The GDPR is the “General Data Protection Regulation”, which is the European Union’s new set of laws around data privacy and security. It includes hundreds of pages’ worth of new requirements for organizations around the world and it imposes restrictions on any organization, as long as they target or collect data related to people in the European Union.
Nevertheless, complying with the GDPR can be a very challenging task as the regulation is large, far-reaching and without many specifics. Complying with it requires a thorough understanding of the data protection principles it presents.
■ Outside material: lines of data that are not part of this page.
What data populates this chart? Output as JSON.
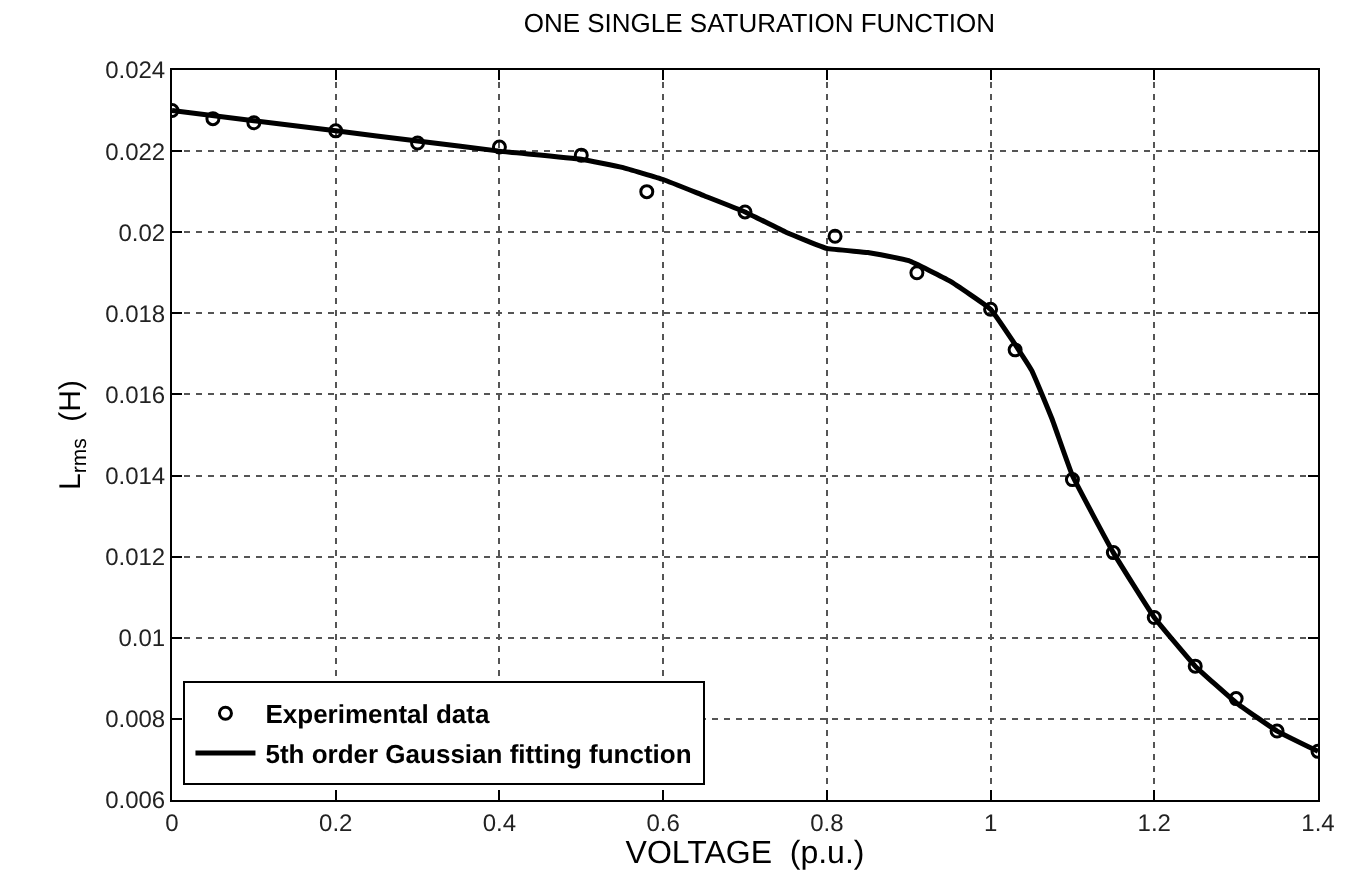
{
  "chart_data": {
    "type": "scatter",
    "title": "ONE SINGLE SATURATION FUNCTION",
    "xlabel": "VOLTAGE  (p.u.)",
    "ylabel": "L$_{rms}$  (H)",
    "xlim": [
      0,
      1.4
    ],
    "xticks": [
      0,
      0.2,
      0.4,
      0.6,
      0.8,
      1,
      1.2,
      1.4
    ],
    "ylim": [
      0.006,
      0.024
    ],
    "yticks": [
      0.006,
      0.008,
      0.01,
      0.012,
      0.014,
      0.016,
      0.018,
      0.02,
      0.022,
      0.024
    ],
    "grid": true,
    "legend": "bottom left",
    "series": [
      {
        "name": "Experimental data",
        "marker": "circle",
        "color": "#000000",
        "x": [
          0,
          0.05,
          0.1,
          0.2,
          0.3,
          0.4,
          0.5,
          0.58,
          0.7,
          0.81,
          0.91,
          1.0,
          1.03,
          1.1,
          1.15,
          1.2,
          1.25,
          1.3,
          1.35,
          1.4
        ],
        "values": [
          0.023,
          0.0228,
          0.0227,
          0.0225,
          0.0222,
          0.0221,
          0.0219,
          0.021,
          0.0205,
          0.0199,
          0.019,
          0.0181,
          0.0171,
          0.0139,
          0.0121,
          0.0105,
          0.0093,
          0.0085,
          0.0077,
          0.0072
        ]
      },
      {
        "name": "5th order Gaussian fitting function",
        "type": "line",
        "line_style": "solid",
        "color": "#000000",
        "x": [
          0,
          0.1,
          0.2,
          0.3,
          0.4,
          0.5,
          0.55,
          0.6,
          0.65,
          0.7,
          0.75,
          0.8,
          0.85,
          0.9,
          0.95,
          1.0,
          1.05,
          1.075,
          1.1,
          1.15,
          1.2,
          1.25,
          1.3,
          1.35,
          1.4
        ],
        "values": [
          0.023,
          0.02275,
          0.0225,
          0.02225,
          0.022,
          0.0218,
          0.0216,
          0.0213,
          0.0209,
          0.0205,
          0.02,
          0.0196,
          0.0195,
          0.0193,
          0.0188,
          0.0181,
          0.0166,
          0.0154,
          0.014,
          0.0121,
          0.0105,
          0.0093,
          0.0084,
          0.0077,
          0.0072
        ]
      }
    ]
  }
}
Let us go over them (key definition are provided in brackets):
Data protection principles
- Lawfulness, fairness and transparency: Data processing (any action performed on data) must be lawful, fair and transparent to the data subject (person whose data is being processed)
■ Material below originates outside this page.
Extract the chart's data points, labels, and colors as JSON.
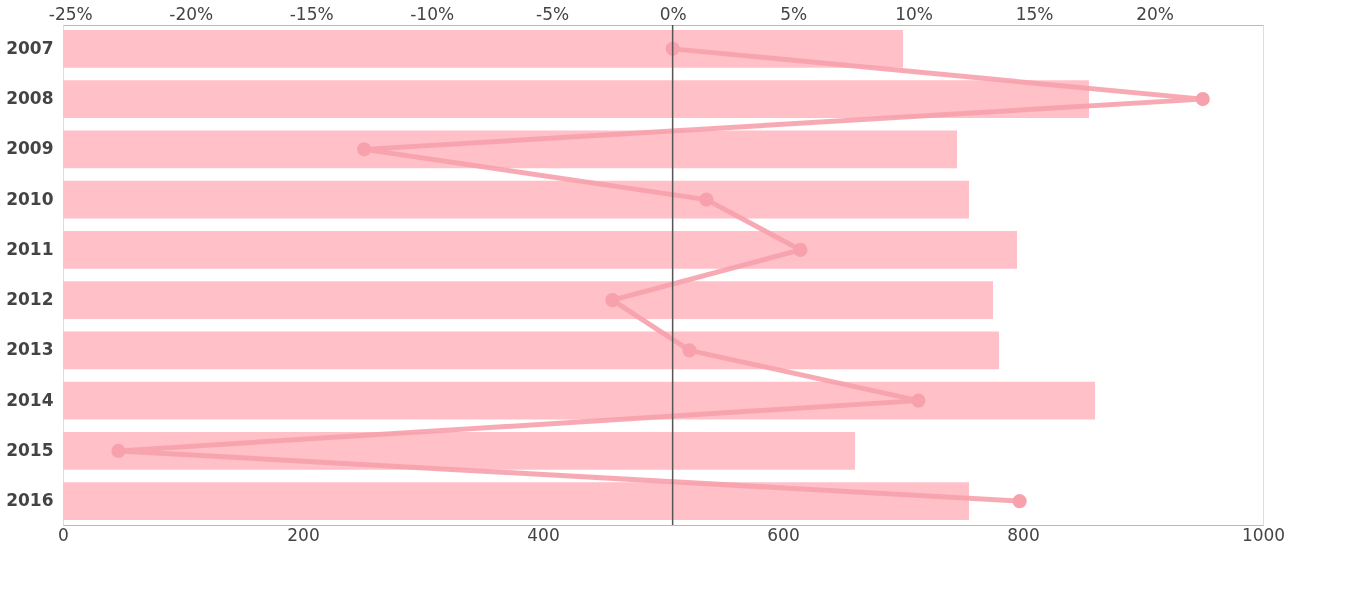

- Purpose limitation: Data processing can only be done for the specific purpose mentioned explicitly to the data subject when the data was collected.
- Data minimization: You should only collect the data which is strictly needed for the purpose specified.
- Accuracy: Personal data (any information that relates to an individual who can be directly or indirectly identified) must be correct and kept updated.
- Storage limitation: Personally identifying data should only be stored for the time period required to carry out the specified purpose.
- Integrity and confidentiality: Processing must be done in a way that ensures security, integrity and confidentiality.
- Accountability: The data controller (the person who decides how and why personal data will be processed) is responsible for demonstrating GDPR compliance with all these principles -> main idea is that in order to be GDPR compliant you need to be able to show that you are GDPR compliant.